31 Cependant, et c’est l’objet de notre deuxième point, cet « ordre sexué » est aussi évolutif. Les nombreux bouleversements sociétaux en faveur des femmes, qui surviennent à partir des années 1970, ont remis fortement en cause cette toute puissance masculine. À travers cette « révolution anthropologique » [8], les femmes souhaitent appliquer dans la sphère privée les caractéristiques politico-économiques de l’espace public, soit la démocratie et les valeurs capitalistes. En lien avec leur scolarisation, leur accès à l’emploi salarié, à la liberté d’entreprendre et à l’obtention du droit de vote notamment, elles désirent que davantage de démocratie s’instaure au sein du couple et veulent disposer de plus d’autonomie et d’indépendance. À l’instar des hommes, elles veulent se définir en tant que Sujet.
32 Par ce biais, sans qu’il y ait substitution intégrale du rapport de force entre les genres, « l’ordre sexué » mêle aujourd’hui des éléments hérités des modèles patriarcaux et des éléments apparents de « gyniarcat » [2]. Cette nouvelle configuration a des incidences sur la façon dont un individu apprend à devenir un homme ou une femme, et à adopter les comportements sociaux « adéquats » liés à son sexe biologique. Pour les deux sexes, une pluralité de modèles de définition identitaire sont en présence, les frontières du masculin et du féminin se brouillent, ce qui n’est pas sans représenter des références ambivalentes pour l’individu.
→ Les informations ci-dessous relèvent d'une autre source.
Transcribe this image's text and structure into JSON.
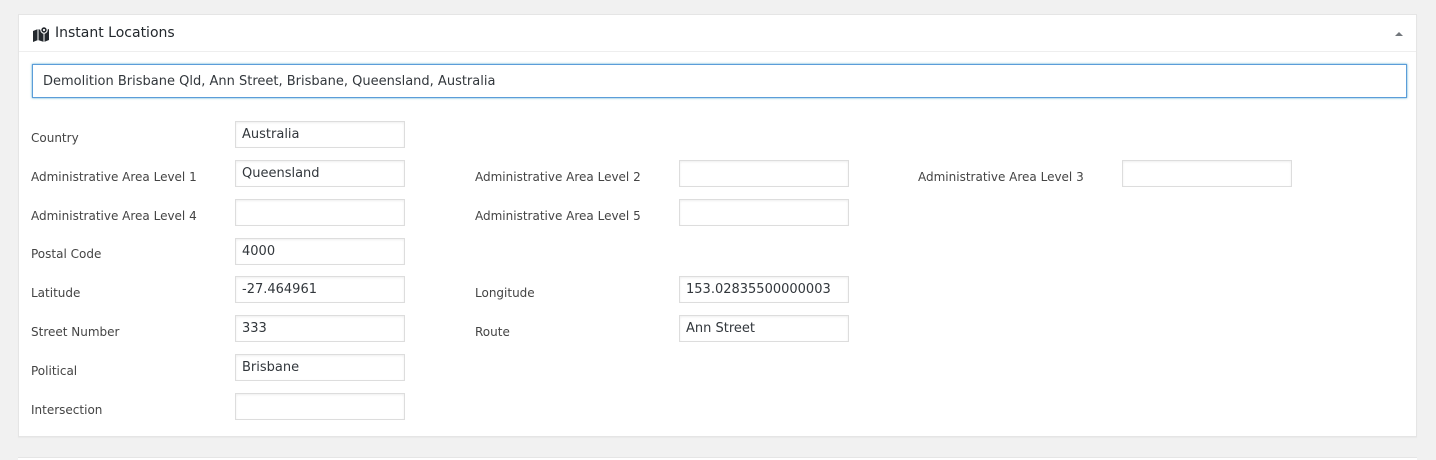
{
  "metabox": {
    "title": "Instant Locations",
    "icon": "map-marker-icon",
    "toggle_icon": "collapse-arrow-icon"
  },
  "search": {
    "value": "Demolition Brisbane Qld, Ann Street, Brisbane, Queensland, Australia"
  },
  "fields": {
    "country": {
      "label": "Country",
      "value": "Australia"
    },
    "admin_area_1": {
      "label": "Administrative Area Level 1",
      "value": "Queensland"
    },
    "admin_area_2": {
      "label": "Administrative Area Level 2",
      "value": ""
    },
    "admin_area_3": {
      "label": "Administrative Area Level 3",
      "value": ""
    },
    "admin_area_4": {
      "label": "Administrative Area Level 4",
      "value": ""
    },
    "admin_area_5": {
      "label": "Administrative Area Level 5",
      "value": ""
    },
    "postal_code": {
      "label": "Postal Code",
      "value": "4000"
    },
    "latitude": {
      "label": "Latitude",
      "value": "-27.464961"
    },
    "longitude": {
      "label": "Longitude",
      "value": "153.02835500000003"
    },
    "street_number": {
      "label": "Street Number",
      "value": "333"
    },
    "route": {
      "label": "Route",
      "value": "Ann Street"
    },
    "political": {
      "label": "Political",
      "value": "Brisbane"
    },
    "intersection": {
      "label": "Intersection",
      "value": ""
    }
  },
  "colors": {
    "focus_border": "#5b9dd9",
    "background": "#f1f1f1",
    "panel": "#ffffff"
  }
}
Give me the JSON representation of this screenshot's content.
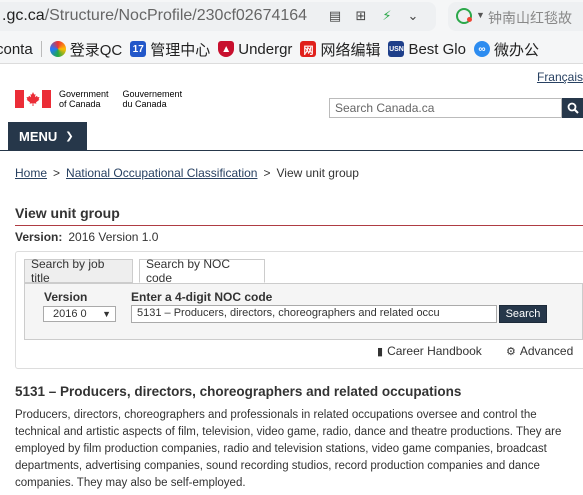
{
  "browser": {
    "url_host": ".gc.ca",
    "url_path": "/Structure/NocProfile/230cf02674164",
    "search_text": "钟南山红毯故",
    "bookmarks": [
      {
        "label": "conta"
      },
      {
        "label": "登录QC"
      },
      {
        "label": "管理中心"
      },
      {
        "label": "Undergr"
      },
      {
        "label": "网络编辑"
      },
      {
        "label": "Best Glo"
      },
      {
        "label": "微办公"
      }
    ]
  },
  "header": {
    "lang_link": "Français",
    "gov_en_1": "Government",
    "gov_en_2": "of Canada",
    "gov_fr_1": "Gouvernement",
    "gov_fr_2": "du Canada",
    "search_placeholder": "Search Canada.ca"
  },
  "menu": {
    "label": "MENU"
  },
  "breadcrumb": {
    "home": "Home",
    "noc": "National Occupational Classification",
    "current": "View unit group"
  },
  "page": {
    "title": "View unit group",
    "version_label": "Version:",
    "version_value": "2016 Version 1.0"
  },
  "search_panel": {
    "tabs": [
      "Search by job title",
      "Search by NOC code"
    ],
    "active_tab": 1,
    "version_label": "Version",
    "version_value": "2016 0",
    "code_label": "Enter a 4-digit NOC code",
    "code_value": "5131 – Producers, directors, choreographers and related occu",
    "search_button": "Search"
  },
  "tools": {
    "career_handbook": "Career Handbook",
    "advanced": "Advanced"
  },
  "unit_group": {
    "title": "5131 – Producers, directors, choreographers and related occupations",
    "description": "Producers, directors, choreographers and professionals in related occupations oversee and control the technical and artistic aspects of film, television, video game, radio, dance and theatre productions. They are employed by film production companies, radio and television stations, video game companies, broadcast departments, advertising companies, sound recording studios, record production companies and dance companies. They may also be self-employed."
  },
  "colors": {
    "navy": "#26374a",
    "link": "#284162",
    "accent_rule": "#af3c43",
    "flag_red": "#eb2d37"
  }
}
33 Le rapport au corps des individus reflète ces ambivalences. Les contours imprécis de l’identité sexuée amènent chaque individu à s’interroger à ce que signifie être une femme ou un homme. Le corps étant un miroir social, il devient fondamental dans la présentation de soi puisque c’est cette « matière » qui relie l’intime au reste de la société. La corporéité s’inscrit donc constamment dans une structure symbolique : le corps permet d’être classé socialement, et d’être intégré ou exclu à des groupes de référence. Dans cette perspective, chaque individu apprend que son corps doit être mis en conformité avec les attentes sociales relatives à son sexe biologique. Des « idéaux-types » masculins et féminins sont en effet en présence dans la société, qui induisent des injonctions corporelles pour chaque individu souhaitant apparaître « femme » ou « homme ». Pour les femmes, le corps doit incarner la beauté, la sensibilité, la douceur, … D’où la socialisation différenciée dont nous venons de parler pour développer cette conformité sociale.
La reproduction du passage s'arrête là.